5.2Screening is performed at onboarding, upon any update to the sanctions lists (with same-day processing), and on a continuous, automated basis for all transactions.

6. Travel Rule Compliance

6.1In compliance with the Transfer of Funds Regulation, the Company shall ensure that all crypto-asset transfers are accompanied by information on the originator and the beneficiary. The Company shall collect and transmit the following information: (a) the name of the originator; (b) the originator's distributed ledger address and, where applicable, the originator's account number; (c) the originator's address, official personal document number, customer identification number, or date and place of birth; (d) the name of the beneficiary; and (e) the beneficiary's distributed ledger address and, where applicable, the beneficiary's account number.

6.2The Company employs interoperable messaging protocols to facilitate the exchange of Travel Rule information with counterparty CASPs.

7. Suspicious Activity Reporting

7.1Where the Company knows, suspects, or has reasonable grounds to suspect that a transaction or activity involves the proceeds of crime or is related to terrorist financing, it shall file a Suspicious Activity Report (SAR) with the applicable Financial Intelligence Unit without delay.
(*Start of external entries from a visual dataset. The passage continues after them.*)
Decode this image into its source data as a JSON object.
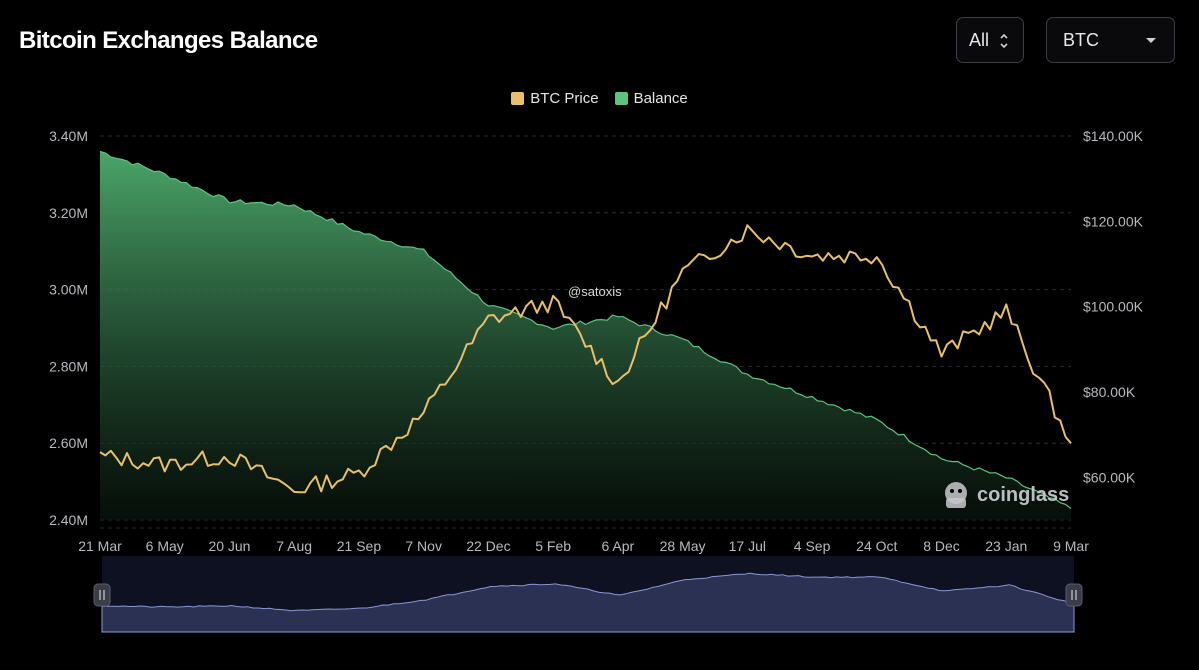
{
  "header": {
    "title": "Bitcoin Exchanges Balance",
    "range_label": "All",
    "asset_label": "BTC"
  },
  "watermark": "@satoxis",
  "brand": "coinglass",
  "colors": {
    "background": "#000000",
    "price": "#e8bf6a",
    "balance": "#5cc47f",
    "navigator": "#8b96d6"
  },
  "chart_data": {
    "type": "area",
    "title": "Bitcoin Exchanges Balance",
    "x_ticks": [
      "21 Mar",
      "6 May",
      "20 Jun",
      "7 Aug",
      "21 Sep",
      "7 Nov",
      "22 Dec",
      "5 Feb",
      "6 Apr",
      "28 May",
      "17 Jul",
      "4 Sep",
      "24 Oct",
      "8 Dec",
      "23 Jan",
      "9 Mar"
    ],
    "y_left_ticks": [
      "3.40M",
      "3.20M",
      "3.00M",
      "2.80M",
      "2.60M",
      "2.40M"
    ],
    "y_right_ticks": [
      "$140.00K",
      "$120.00K",
      "$100.00K",
      "$80.00K",
      "$60.00K"
    ],
    "y_left_range": [
      2.4,
      3.4
    ],
    "y_right_range": [
      50,
      140
    ],
    "legend": [
      "BTC Price",
      "Balance"
    ],
    "legend_position": "top-center",
    "grid": "horizontal dashed",
    "series": [
      {
        "name": "Balance",
        "axis": "left",
        "unit": "M BTC",
        "x": [
          "21 Mar",
          "6 May",
          "20 Jun",
          "7 Aug",
          "21 Sep",
          "7 Nov",
          "22 Dec",
          "5 Feb",
          "6 Apr",
          "28 May",
          "17 Jul",
          "4 Sep",
          "24 Oct",
          "8 Dec",
          "23 Jan",
          "9 Mar"
        ],
        "values": [
          3.36,
          3.3,
          3.23,
          3.22,
          3.15,
          3.1,
          2.96,
          2.9,
          2.93,
          2.87,
          2.78,
          2.72,
          2.66,
          2.56,
          2.51,
          2.43
        ]
      },
      {
        "name": "BTC Price",
        "axis": "right",
        "unit": "$K",
        "x": [
          "21 Mar",
          "6 May",
          "20 Jun",
          "7 Aug",
          "21 Sep",
          "7 Nov",
          "22 Dec",
          "5 Feb",
          "6 Apr",
          "28 May",
          "17 Jul",
          "4 Sep",
          "24 Oct",
          "8 Dec",
          "23 Jan",
          "9 Mar"
        ],
        "values": [
          65,
          63,
          65,
          57,
          61,
          75,
          97,
          101,
          82,
          108,
          118,
          112,
          112,
          89,
          99,
          68
        ]
      }
    ]
  }
}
7.2The Company shall not disclose to any Client or third party that a SAR has been or is being made (tipping-off prohibition).

8. Record-Keeping

8.1The Company shall retain all records relating to customer due diligence, transaction monitoring, and suspicious activity reporting for a minimum of five (5) years following the termination of the business relationship or the completion of the transaction, or such longer period as required by applicable law.

9. Training

9.1All employees of the Company shall receive AML/CTF training upon commencement of employment and at least annually thereafter. Training covers: the Company's AML/CTF policies and procedures; applicable legal and regulatory requirements; recognition and handling of suspicious transactions; the use of Chainalysis and other compliance tools; and the specific risks associated with crypto-assets and the iGaming sector.

10. Governance

10.1The Company has appointed a Money Laundering Reporting Officer (“MLRO”) who is responsible for: (a) overseeing the Company's AML/CTF compliance programme; (b) receiving and assessing internal suspicious activity reports; (c) filing external SARs with the applicable Financial Intelligence Unit; and (d) liaising with regulatory authorities and law enforcement.

10.2The MLRO reports directly to the Board of Directors and has unrestricted access to all information and records necessary for the performance of their duties.